The Hour We Knew Nothing of Each Other

Peter Handke, from a new translation by Meredith Oakes
RNT Lyttelton
(2008)

Production photo

If anybody thinks that it is easy to be a theatre critic, they should try to come up with a few hundred words about this play, first seen in 1992. It is worthy, enjoyable and completely indescribable.

To start with, even though there is a cast of around 27 actors, most of the highest quality, and a text apparently translated by Meredith Oakes, not a word is uttered in getting on for 100 minutes. This is not unique at the National, since not too long ago, Matthew Bourne presented the aptly named Play Without Words but at least that had music.

On one level, all that happens is a series of relatively nondescript individuals walk, jump, run and limp across a wide stage, backed by a series of inside out structures designed by Hildegard Bechtler that could have come straight from a Rachel Whiteread exhibition.

James MacDonald's production deliberately starts out to be low-key so that a few minutes in, visitors begin to wonder what they have let themselves in for. Gradually, there is more humour and a little interaction between characters and this builds to comic crescendos and dramatic peaks.

The Hour We Knew Nothing of Each Other is actually built on hundreds of little dreamlike vignettes, stories told in seconds that often say much about characters whom we only see for the length of time that it takes them to cross the stage.
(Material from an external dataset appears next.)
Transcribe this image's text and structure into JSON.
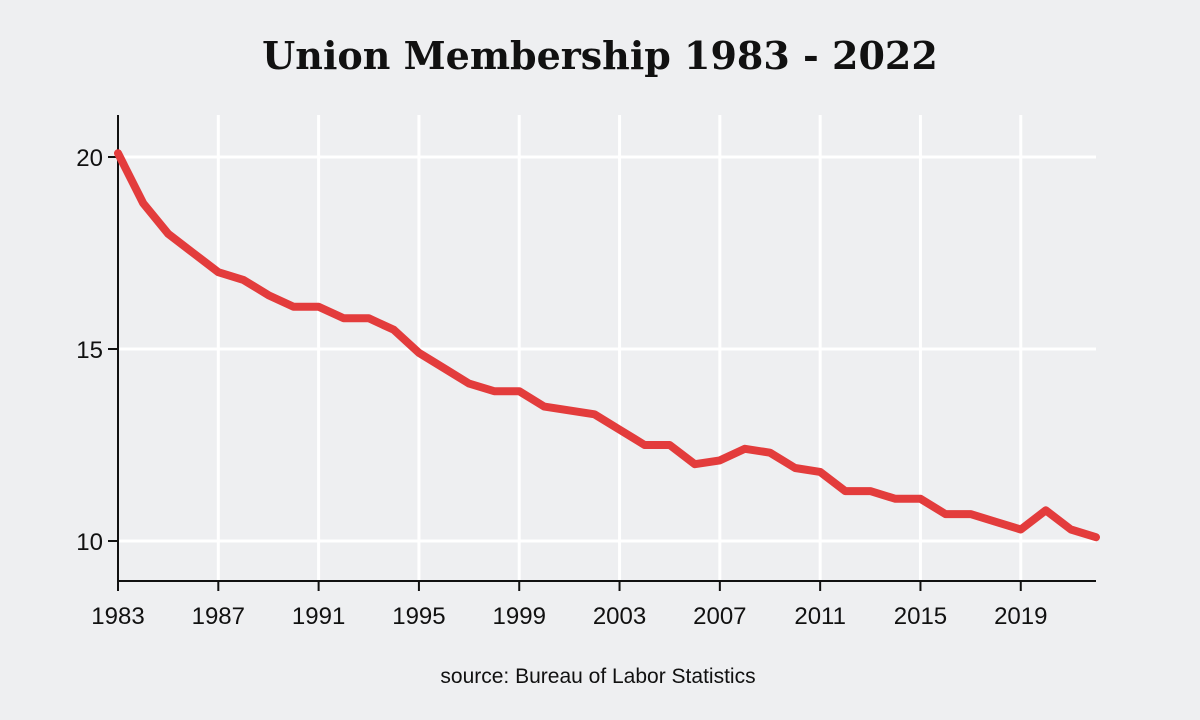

While the general emphasis is on images that suggest that this city square might be in Britain, there are also infringements from those who looked distinctly foreign, at times in tropical heat waves or Russian frozen spells and, in one memorable image, both simultaneously.

The evening also can feel almost like one of those Christmas mega-quizzes in a Sunday supplement. You know that much of what you are seeing is based on clever cultural references but surely nobody could manage to identify the lot, or quite possibly even half.

In this play, Charlie Chaplin and Magritte share the stage with, inter alia, a pair of firemen, a not so cool skateboarder, a Manchester City fan, Africans and Arab,; a tablet-bearing Moses, Papageno, and, more bizarrely, Tarzan, Nosferatu and a human banana.

As well as individuals, there are also couples and groups coming together, the most memorable of which, ignoring a great coup de théàtre that you will have to find out about by going to the National, might be a well choreographed sword fight by oldies brandishing walking sticks.

Throughout, both writer and director have an eye on comic images and, in a strong cast that includes good physical performances from the likes of Harry Towb, Sarah Woodward, Lisa Dillon and Mark Hadfield, it seems unfair to single out Jason Thorpe.

However, whenever he donned his canary yellow slipover and at the same time the persona of a determined little schoolboy, the comedy reached its peak, helped by homages to Harpo Marx and Norman Wisdom.

He did a fine job of lampooning a humourless aircrew, helped Hadfield's road sweeper and even got involved in one of the play's more tragic moments seeking fun at a deathly moment that symbolically melted into some noisy attempts at street corner procreation.

The Hour We Knew Nothing of Each Other becomes a microcosm of life, as Austrian playwright and novelist Peter Handke repeatedly comes up with images that are at times surreal but at others all too real.

While it is easy to concentrate on the comedy, the darker side of contemporary existence is also portrayed and explored, but always in bite-sized chunks.

This is a rich evening that will keep the brain churning long after the body has left the South Bank. It may sound unpromising but anyone willing to take the plunge will see a completely different kind of theatrical event and is bound to experience a lots of laughs and a few shudders by the end of the evening.